Google trend - India-Mauritius tax treaty - 10 things to know with detail

India-Mauritius tax treaty - 10 things to know with detail
  • 1. The India-Mauritius tax treaty is a bilateral agreement between India and Mauritius that governs the taxation of income earned by residents of one country in the other country.
  • 2. The treaty was first signed in 1983 and has been amended several times since then to address issues such as tax evasion and avoidance.
  • 3. One of the key provisions of the treaty is the exemption of capital gains tax for residents of Mauritius on the sale of shares of Indian companies. This has made Mauritius a popular destination for foreign investors looking to invest in India.
  • 4. In 2016, India and Mauritius signed a protocol to amend the tax treaty with the aim of preventing tax evasion and misuse of the treaty for round-tripping of funds.
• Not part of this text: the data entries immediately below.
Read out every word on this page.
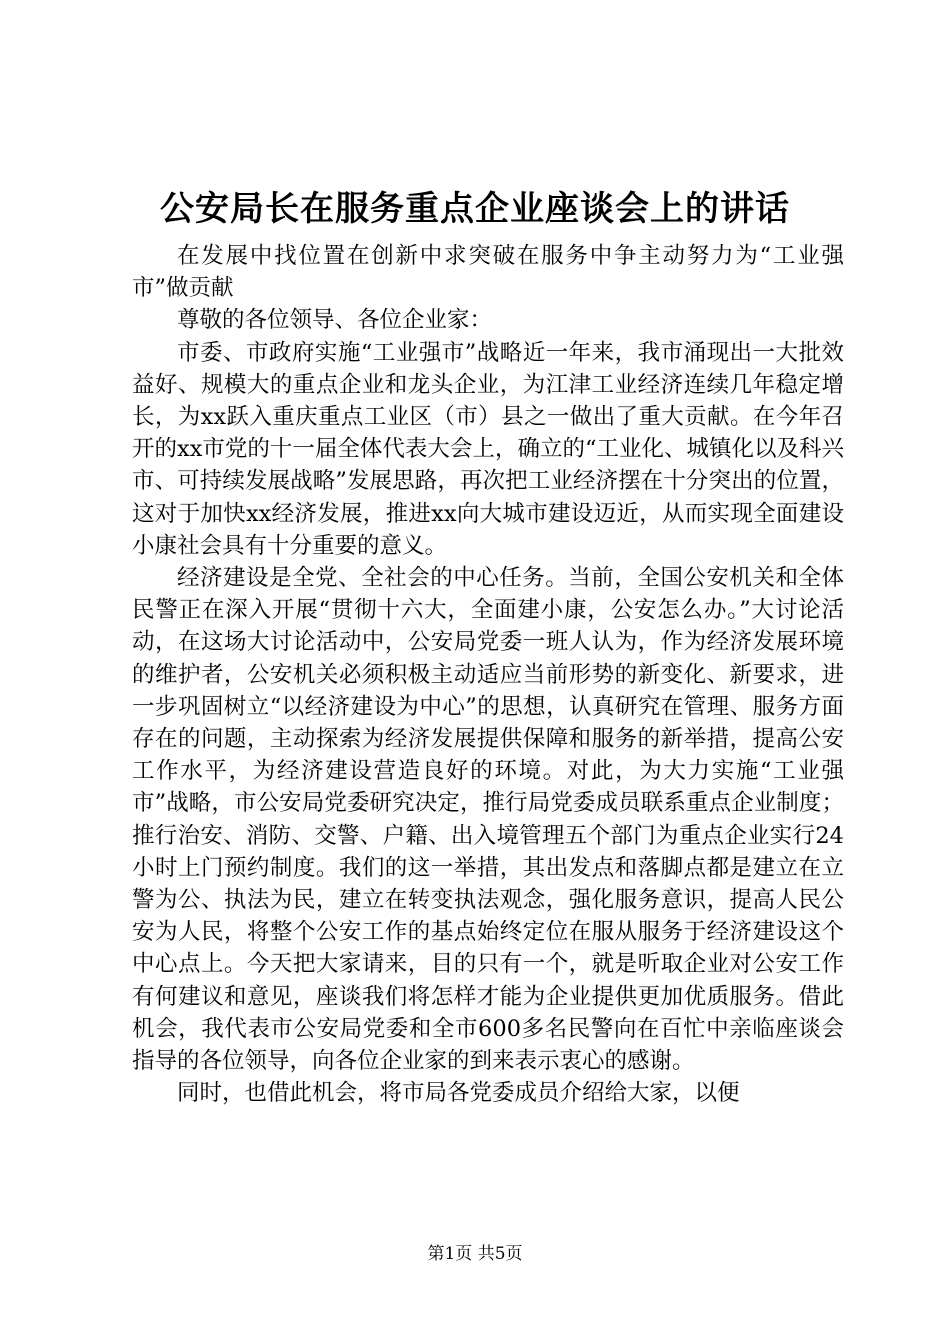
公安局长在服务重点企业座谈会上的讲话

在发展中找位置在创新中求突破在服务中争主动努力为“工业强市”做贡献

尊敬的各位领导、各位企业家：

市委、市政府实施“工业强市”战略近一年来，我市涌现出一大批效益好、规模大的重点企业和龙头企业，为江津工业经济连续几年稳定增长，为xx跃入重庆重点工业区（市）县之一做出了重大贡献。在今年召开的xx市党的十一届全体代表大会上，确立的“工业化、城镇化以及科兴市、可持续发展战略”发展思路，再次把工业经济摆在十分突出的位置，这对于加快xx经济发展，推进xx向大城市建设迈近，从而实现全面建设小康社会具有十分重要的意义。

经济建设是全党、全社会的中心任务。当前，全国公安机关和全体民警正在深入开展“贯彻十六大，全面建小康，公安怎么办。”大讨论活动，在这场大讨论活动中，公安局党委一班人认为，作为经济发展环境的维护者，公安机关必须积极主动适应当前形势的新变化、新要求，进一步巩固树立“以经济建设为中心”的思想，认真研究在管理、服务方面存在的问题，主动探索为经济发展提供保障和服务的新举措，提高公安工作水平，为经济建设营造良好的环境。对此，为大力实施“工业强市”战略，市公安局党委研究决定，推行局党委成员联系重点企业制度；推行治安、消防、交警、户籍、出入境管理五个部门为重点企业实行24小时上门预约制度。我们的这一举措，其出发点和落脚点都是建立在立警为公、执法为民，建立在转变执法观念，强化服务意识，提高人民公安为人民，将整个公安工作的基点始终定位在服从服务于经济建设这个中心点上。今天把大家请来，目的只有一个，就是听取企业对公安工作有何建议和意见，座谈我们将怎样才能为企业提供更加优质服务。借此机会，我代表市公安局党委和全市600多名民警向在百忙中亲临座谈会指导的各位领导，向各位企业家的到来表示衷心的感谢。

同时，也借此机会，将市局各党委成员介绍给大家，以便

第1页 共5页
  • 5. Under the amended treaty, capital gains tax will be applicable on the sale of shares of Indian companies acquired on or after April 1, 2017. However, investments made before this date will still be eligible for the exemption.
  • 6. The amended treaty also includes provisions to prevent abuse of the treaty through a limitation of benefits clause, which requires companies to meet certain criteria to qualify for the tax benefits.
  • 7. The treaty also includes provisions for the exchange of information between the tax authorities of the two countries to prevent tax evasion and ensure compliance with the tax laws of both countries.
  • 8. The treaty has been criticized for facilitating round-tripping of funds, where Indian residents route their investments through Mauritius to take advantage of the tax benefits offered by the treaty.
  • 9. The amended treaty aims to address these concerns by putting in place safeguards to prevent abuse of the treaty and ensure that it is used for legitimate investments.
  • 10. Overall, the India-Mauritius tax treaty plays a significant role in promoting investment and economic cooperation between the two countries, while also ensuring that tax evasion and avoidance are effectively addressed.